We use the term “gating” to describe our observation that in the very same animals and the very same cells, there can either be a tight coupling between climbing fiber spikes and the induction of plasticity, or no such coupling, depending on the behavioral context. The revised Discussion clarifies that climbing fiber triggered plasticity seems to be regulated, or gated, at two different stages – at the level of the olivary neurons either spiking or not spiking, for instance because of the Purkinje cell-nucleo-olivary pathway; and at the level of spikes in the olivary neurons and their climbing fiber axons either inducing or not inducing plasticity.

We now include a discussion of what is known about the mossy fiber input in the two relevant contexts, which suggests that some other factor provides the gate.

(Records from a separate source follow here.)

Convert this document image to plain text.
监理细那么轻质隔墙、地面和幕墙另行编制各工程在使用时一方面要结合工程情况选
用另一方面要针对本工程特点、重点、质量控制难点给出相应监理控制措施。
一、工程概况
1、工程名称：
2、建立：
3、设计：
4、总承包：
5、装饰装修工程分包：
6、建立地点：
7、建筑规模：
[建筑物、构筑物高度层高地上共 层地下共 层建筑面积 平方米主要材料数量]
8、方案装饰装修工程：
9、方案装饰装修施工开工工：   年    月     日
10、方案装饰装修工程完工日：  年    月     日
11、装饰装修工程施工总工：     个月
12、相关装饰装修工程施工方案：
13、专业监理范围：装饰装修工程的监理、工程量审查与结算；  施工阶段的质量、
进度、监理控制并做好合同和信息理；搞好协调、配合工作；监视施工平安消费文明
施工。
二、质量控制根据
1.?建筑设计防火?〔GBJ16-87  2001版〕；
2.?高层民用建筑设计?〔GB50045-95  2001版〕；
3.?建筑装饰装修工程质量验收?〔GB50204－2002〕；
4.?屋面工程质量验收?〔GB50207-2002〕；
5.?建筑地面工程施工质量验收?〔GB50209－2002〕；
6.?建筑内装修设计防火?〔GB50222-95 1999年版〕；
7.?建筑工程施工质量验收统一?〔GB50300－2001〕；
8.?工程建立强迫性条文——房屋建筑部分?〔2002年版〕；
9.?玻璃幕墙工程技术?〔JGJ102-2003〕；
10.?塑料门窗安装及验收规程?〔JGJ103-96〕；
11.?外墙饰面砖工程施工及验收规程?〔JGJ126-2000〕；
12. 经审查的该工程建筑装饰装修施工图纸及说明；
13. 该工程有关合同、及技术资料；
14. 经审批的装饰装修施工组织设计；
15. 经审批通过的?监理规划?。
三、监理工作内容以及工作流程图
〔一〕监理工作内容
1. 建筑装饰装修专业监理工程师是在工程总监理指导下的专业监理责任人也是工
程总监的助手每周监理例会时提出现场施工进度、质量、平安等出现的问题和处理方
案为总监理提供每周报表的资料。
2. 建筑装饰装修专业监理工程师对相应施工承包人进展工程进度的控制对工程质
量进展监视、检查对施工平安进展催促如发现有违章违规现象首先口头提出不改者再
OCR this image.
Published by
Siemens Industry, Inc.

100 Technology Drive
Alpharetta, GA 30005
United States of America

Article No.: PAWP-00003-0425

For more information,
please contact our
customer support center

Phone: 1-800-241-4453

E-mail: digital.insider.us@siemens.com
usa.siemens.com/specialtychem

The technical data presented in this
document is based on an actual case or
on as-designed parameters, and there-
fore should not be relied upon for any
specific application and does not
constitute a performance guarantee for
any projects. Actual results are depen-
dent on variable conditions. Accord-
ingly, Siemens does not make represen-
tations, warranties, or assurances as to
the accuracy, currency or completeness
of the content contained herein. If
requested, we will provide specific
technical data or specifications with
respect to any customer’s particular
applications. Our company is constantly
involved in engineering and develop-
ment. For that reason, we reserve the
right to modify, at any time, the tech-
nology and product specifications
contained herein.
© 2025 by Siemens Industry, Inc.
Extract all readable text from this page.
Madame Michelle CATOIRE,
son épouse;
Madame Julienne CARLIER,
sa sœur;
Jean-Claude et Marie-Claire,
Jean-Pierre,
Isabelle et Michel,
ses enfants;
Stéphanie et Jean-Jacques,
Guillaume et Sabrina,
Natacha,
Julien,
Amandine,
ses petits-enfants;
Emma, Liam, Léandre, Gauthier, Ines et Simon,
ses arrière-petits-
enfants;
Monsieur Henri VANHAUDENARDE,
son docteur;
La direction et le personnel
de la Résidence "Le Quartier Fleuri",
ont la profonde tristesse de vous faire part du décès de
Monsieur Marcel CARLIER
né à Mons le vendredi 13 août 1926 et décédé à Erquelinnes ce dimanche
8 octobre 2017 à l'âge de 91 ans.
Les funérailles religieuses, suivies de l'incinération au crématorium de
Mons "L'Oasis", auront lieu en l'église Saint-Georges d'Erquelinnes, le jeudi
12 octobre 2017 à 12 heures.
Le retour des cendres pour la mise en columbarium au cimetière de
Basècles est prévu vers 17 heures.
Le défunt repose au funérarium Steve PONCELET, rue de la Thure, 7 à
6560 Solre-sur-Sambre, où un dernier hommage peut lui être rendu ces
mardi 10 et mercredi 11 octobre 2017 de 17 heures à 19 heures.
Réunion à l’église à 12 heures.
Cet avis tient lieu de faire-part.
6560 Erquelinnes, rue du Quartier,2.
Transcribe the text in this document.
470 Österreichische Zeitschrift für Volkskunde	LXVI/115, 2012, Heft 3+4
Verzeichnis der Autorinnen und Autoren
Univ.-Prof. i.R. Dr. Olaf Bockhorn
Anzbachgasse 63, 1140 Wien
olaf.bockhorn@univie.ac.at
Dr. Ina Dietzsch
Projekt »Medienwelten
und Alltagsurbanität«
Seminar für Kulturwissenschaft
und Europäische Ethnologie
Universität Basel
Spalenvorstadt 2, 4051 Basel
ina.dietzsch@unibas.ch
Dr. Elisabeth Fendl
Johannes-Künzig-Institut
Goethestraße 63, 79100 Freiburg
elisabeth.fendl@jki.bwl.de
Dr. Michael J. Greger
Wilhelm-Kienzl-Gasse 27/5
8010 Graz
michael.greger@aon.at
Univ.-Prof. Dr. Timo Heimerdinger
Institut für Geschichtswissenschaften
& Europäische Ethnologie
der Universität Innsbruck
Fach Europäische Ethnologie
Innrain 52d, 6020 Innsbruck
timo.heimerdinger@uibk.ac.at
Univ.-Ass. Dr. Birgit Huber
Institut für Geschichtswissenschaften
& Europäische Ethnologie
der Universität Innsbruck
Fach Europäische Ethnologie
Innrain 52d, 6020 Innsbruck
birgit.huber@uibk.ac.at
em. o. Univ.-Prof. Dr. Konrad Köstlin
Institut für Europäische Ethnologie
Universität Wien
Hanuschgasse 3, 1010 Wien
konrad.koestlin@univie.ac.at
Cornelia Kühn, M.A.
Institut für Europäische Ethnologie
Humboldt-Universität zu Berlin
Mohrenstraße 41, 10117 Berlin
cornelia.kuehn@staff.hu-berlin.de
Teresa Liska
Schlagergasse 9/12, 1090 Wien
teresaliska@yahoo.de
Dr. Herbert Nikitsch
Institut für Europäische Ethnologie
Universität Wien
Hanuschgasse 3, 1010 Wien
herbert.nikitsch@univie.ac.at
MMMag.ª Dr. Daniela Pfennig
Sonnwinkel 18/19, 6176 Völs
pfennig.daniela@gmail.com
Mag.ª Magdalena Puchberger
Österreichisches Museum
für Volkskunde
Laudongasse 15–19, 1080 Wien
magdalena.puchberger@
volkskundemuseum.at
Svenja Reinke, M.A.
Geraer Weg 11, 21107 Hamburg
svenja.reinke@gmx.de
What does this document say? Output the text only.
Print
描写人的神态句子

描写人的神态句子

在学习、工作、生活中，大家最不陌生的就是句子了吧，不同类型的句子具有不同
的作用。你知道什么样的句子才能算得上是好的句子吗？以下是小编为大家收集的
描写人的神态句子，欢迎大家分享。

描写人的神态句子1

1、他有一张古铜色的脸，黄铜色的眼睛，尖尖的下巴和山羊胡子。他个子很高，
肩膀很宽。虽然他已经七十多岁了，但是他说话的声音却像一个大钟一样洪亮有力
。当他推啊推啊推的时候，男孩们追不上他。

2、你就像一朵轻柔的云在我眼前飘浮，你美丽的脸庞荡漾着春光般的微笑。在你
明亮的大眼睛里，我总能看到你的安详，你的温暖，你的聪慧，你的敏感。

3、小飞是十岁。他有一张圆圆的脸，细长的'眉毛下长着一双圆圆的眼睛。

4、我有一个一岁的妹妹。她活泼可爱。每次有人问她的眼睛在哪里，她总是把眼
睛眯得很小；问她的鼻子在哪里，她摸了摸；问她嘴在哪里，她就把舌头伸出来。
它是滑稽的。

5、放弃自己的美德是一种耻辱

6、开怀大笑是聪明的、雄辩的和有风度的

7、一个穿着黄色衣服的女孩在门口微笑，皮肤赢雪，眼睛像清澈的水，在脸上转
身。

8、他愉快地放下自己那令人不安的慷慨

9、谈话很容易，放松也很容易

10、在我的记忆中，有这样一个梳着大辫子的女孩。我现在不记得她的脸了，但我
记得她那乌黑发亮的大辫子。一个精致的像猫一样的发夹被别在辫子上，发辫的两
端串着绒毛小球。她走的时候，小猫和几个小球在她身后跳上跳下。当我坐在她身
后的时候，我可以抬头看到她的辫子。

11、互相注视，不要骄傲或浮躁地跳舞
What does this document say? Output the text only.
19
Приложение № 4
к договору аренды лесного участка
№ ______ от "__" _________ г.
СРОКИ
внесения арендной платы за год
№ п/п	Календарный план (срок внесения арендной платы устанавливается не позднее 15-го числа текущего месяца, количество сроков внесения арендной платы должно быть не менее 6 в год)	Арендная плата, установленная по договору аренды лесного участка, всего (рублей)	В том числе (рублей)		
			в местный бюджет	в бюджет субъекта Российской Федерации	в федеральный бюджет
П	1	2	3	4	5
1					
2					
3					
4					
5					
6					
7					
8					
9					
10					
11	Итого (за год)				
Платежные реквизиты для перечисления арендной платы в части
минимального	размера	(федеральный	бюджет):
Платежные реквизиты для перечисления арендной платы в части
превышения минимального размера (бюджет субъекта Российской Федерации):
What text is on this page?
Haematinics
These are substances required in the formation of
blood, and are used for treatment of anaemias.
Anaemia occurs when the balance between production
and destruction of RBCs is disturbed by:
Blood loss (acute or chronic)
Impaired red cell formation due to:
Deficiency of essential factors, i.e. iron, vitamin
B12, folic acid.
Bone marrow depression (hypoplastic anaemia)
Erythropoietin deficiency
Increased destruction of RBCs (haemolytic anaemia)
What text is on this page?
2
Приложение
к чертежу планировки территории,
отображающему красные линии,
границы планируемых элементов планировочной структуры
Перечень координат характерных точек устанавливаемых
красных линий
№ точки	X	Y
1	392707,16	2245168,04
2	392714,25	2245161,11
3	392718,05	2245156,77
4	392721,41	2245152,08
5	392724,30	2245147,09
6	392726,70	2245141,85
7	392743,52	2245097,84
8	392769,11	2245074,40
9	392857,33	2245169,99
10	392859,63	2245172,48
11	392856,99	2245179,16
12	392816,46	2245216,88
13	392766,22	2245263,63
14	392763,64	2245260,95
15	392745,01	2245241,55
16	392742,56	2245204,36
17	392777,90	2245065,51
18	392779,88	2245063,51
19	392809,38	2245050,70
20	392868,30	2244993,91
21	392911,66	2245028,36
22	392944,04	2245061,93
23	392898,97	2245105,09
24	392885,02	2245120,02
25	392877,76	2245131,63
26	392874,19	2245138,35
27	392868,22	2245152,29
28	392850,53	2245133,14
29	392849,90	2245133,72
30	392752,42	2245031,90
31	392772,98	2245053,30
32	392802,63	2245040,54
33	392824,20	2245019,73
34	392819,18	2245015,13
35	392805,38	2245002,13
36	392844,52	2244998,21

5) The conclusion that the ability of climbing fibers to induce cerebellar plasticity is regulated downstream, rather than in a different area, should be better justified.

Two lines of evidence suggest that we are recording from and stimulating the cerebellar area (the floccular complex) relevant for both learning paradigms. First, lesion studies have shown deficits in both VOR-increase and VOR-decrease learning after lesions of the floccular complex (Robinson 1976; Ito et al. 1982, Lisberger et al. 1984; Nagao 1983, Rambold et al. 2002; McElligott et al. 1998). Second, we could detect plasticity in the simple spike responses of the Purkinje cells we recorded over the course of the 90-sec training period during VOR-decrease as well as VOR-increase training (Figure 4). This suggests that we were recording not only in the relevant area of the cerebellum, but also in the relevant cells for both VOR-increase and VOR-decrease learning.

6) It would also be nice to discuss why increases and decreases in VOR gain might be implemented by different mechanisms. The reviewers appreciate that such discussion might be hypothetical at present, yet it is important to be included in the paper.

We now include a brief treatment of this issue in the Discussion.